Limite is the title of a Brazilian film made in 1930 by 22-year old Mário Peixoto - his only film. It was first shown on May 17th, 1931 at the Chaplin Club in Rio de Janeiro. The film would never go on to receive a commercial release. Throughout the years, occasional private screenings of Limite were held, such as one organized by poet and film critic Vinicius de Moraes in July 1942 for Orson Welles, who was in Rio de Janeiro to shoot the never-completed documentary It’s All True. In the 1950s, Plínio Sussekind Rocha - one of the founders of the Chaplin Club and at the time a professor at the Faculdade Nacional de Filosofia (National Faculty of Philosophy) - regularly screened the only surviving copy to his students. In 1953, one of those sessions was attended by Saulo Pereira de Mello, who quickly developed an intense passion for the film. Film critic José Carlos Avellar would later describe Mello as the only “total spectator” of Limite, “He fulfilled his passion like no other spectator ever did for any other film”. By 1959, the surviving print of the film was deteriorating and in no condition to be screened. Mello and Rocha teamed up to restore it, a difficult process which took 15 years. Mello kept the copy - a highly flammable nitrate print -in his home. He photographed it frame by frame and wrote extensively about Limite. During the years the film remained inaccessible, it gathered a myth-like following among Brazilian cinephiles, some even doubting it had ever been made. In 1978, six years after Rocha’s death, the restoration was finally screened, and the film has since been shown numerous times and been released on home video in various formats: Laserdisc, VHS, DVD, and, most recently, a Blu-Ray by the Criterion Collection. It ranked #1 in the 2015 poll held by the Brazilian Film Critics Association (ABRACCINE) of the best Brazilian films ever made.

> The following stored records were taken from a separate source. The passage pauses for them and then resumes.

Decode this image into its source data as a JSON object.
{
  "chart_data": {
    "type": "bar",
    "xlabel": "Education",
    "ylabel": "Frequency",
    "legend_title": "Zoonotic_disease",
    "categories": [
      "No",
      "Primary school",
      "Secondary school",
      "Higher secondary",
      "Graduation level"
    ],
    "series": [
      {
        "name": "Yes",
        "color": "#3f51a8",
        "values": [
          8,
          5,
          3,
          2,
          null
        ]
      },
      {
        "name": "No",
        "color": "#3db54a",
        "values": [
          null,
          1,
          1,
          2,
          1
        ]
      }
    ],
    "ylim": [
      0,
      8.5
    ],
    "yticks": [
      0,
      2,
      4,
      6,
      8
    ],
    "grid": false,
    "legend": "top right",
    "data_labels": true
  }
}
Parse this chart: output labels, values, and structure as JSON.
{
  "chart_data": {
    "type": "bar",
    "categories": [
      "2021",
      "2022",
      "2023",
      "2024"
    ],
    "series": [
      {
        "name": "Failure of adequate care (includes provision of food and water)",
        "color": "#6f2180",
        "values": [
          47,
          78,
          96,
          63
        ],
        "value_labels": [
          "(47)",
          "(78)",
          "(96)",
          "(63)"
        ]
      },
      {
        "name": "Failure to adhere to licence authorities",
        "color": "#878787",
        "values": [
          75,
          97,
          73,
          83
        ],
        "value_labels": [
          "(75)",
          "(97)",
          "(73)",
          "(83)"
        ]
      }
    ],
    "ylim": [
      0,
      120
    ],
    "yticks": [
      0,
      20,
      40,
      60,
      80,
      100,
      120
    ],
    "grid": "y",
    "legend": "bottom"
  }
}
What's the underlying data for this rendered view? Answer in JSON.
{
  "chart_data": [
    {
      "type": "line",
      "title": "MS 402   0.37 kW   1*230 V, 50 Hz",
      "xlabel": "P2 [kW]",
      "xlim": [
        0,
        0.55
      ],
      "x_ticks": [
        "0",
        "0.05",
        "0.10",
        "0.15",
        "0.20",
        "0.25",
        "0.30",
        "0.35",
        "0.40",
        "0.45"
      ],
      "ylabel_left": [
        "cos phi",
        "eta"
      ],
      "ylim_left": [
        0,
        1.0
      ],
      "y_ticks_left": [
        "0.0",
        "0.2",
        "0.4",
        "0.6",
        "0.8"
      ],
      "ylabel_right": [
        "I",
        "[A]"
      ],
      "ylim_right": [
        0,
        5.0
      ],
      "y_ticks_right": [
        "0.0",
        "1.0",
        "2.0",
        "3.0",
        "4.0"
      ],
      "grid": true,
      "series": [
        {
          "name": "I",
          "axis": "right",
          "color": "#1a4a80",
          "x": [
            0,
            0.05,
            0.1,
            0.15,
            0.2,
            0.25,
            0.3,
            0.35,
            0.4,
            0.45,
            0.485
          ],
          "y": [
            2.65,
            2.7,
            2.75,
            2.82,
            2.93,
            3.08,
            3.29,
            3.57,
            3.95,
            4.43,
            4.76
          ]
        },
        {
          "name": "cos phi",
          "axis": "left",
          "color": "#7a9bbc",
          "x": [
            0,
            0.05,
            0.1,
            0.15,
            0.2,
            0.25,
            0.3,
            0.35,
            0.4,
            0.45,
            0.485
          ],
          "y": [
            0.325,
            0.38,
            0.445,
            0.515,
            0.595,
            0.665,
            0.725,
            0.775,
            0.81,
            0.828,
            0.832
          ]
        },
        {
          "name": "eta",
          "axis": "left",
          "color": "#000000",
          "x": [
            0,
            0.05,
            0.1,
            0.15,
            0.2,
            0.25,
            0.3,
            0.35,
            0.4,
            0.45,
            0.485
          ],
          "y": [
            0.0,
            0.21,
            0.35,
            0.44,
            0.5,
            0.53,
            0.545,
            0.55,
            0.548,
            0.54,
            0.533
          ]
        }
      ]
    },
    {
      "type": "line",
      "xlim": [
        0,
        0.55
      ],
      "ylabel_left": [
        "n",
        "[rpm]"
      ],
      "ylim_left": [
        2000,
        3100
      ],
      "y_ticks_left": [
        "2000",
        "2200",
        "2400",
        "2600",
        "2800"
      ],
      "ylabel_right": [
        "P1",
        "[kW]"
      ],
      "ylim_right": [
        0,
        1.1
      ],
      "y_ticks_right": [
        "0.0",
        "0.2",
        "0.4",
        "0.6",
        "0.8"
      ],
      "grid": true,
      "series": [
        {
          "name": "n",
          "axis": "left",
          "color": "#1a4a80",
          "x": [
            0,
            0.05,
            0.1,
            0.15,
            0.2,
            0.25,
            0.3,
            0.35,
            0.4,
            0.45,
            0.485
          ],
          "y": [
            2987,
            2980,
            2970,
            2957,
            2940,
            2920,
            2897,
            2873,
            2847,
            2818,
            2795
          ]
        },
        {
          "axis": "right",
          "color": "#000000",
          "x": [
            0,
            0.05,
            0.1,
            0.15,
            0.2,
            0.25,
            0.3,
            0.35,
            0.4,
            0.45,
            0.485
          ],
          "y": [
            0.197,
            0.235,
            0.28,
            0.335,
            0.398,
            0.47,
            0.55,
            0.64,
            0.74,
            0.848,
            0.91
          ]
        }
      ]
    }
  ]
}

Most Brazilian films are not so fortunate. Many rot away into oblivion or only survive in poorly preserved and incomplete copies. But this is not for lack of people who care for them. Such people exist: many work hard to preserve and restore these films and to keep Brazilian cinema alive. In order for their efforts to be recognized, these films need to be seen, and it is with this goal in mind that our non-profit Limite was conceived. To allow these films that constitute Brazil’s cinematic history to remain virtually unnoticed by a transnational audience of cinephiles would be tantamount to consenting to their erosion in Brazilian cultural memory. We recognize that for a national cinema to receive its deserved appreciation on the international stage, it requires passionate advocates and polemicists. To not allow these voices a space to congregate and exchange ideas with and against those who control the unbalanced scales of main stream cinematic discourse would mean the difference between a national heritage made up of lost legends and one firmly constructed by widely recognized timeless works of art.
In memory of Saulo Pereira de Mello - the total spectator - who passed away from COVID-19 on April 30th, 2020, we take upon the task of disseminating Brazilian cinema to new and discerning audiences.